Kuwait-based telecoms group Zain has published its consolidated financial results for the nine months ended 30 September 2019, reporting a 35% increase in revenues year-on-year to KWD1.2 billion (USD4 billion), while EBITDA increased 66% annually to KWD538 million. Zain attributed the positive developments to the consolidation of Zain Saudi Arabia, which resulted in Zain recording an additional USD1.64 billion in revenue and USD761 million in EBITDA, offsetting losses of USD141 million in revenues, USD62 million (EBITDA) and USD21 million (net income) due to 41% currency devaluation in Sudan. The company booked a net profit of KWD153 million in the nine months under review, up 12% y-o-y, mainly due to growth in net profit at Zain Kuwait (up 10% annually), Zain Saudi Arabia (net profit of USD102 million, up from a net loss of USD18 million) and Zain Iraq (up 7%).

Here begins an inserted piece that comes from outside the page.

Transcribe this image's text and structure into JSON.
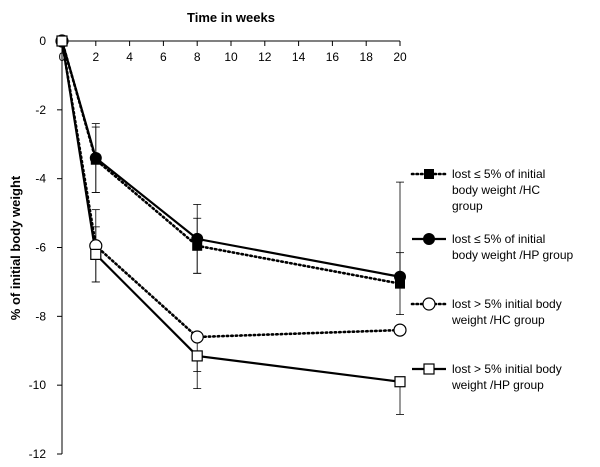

In operational terms, Zain Group reported a consolidated customer base of 49.1 million at 30 September 2019, up 3% y-o-y. In Kuwait and Jordan subscriber numbers remained flat at 2.7 million and 3.8 million respectively, while the Saudi Arabian unit served 7.7 million subscribers (down from eight million in Q3 2018). Zain Sudan’s subscriber base stood at 15.4 million at 30 September 2019, up 8% y-o-y. Zain Iraq, meanwhile, saw its customer base increase 3% y-o-y to serve 15.5 million users at end-September 2019.
Mr. Bader Nasser Al-Kharafi, Zain Vice-Chairman and Group CEO, commented: ‘The third-quarter saw numerous milestones and was characterised by profitable growth across all key operations, indicative of the success of our digital strategy. This is highlighted by Zain Kuwait recording impressive net income levels and the soaring net income of Zain Saudi Arabia … The recent launch of 5G networks in Kuwait and Saudi Arabia is significant as it allows us to offer more innovative and compelling services to our customers across government, business, IoT, and smart city sectors, bolstering the digital economy in these areas.’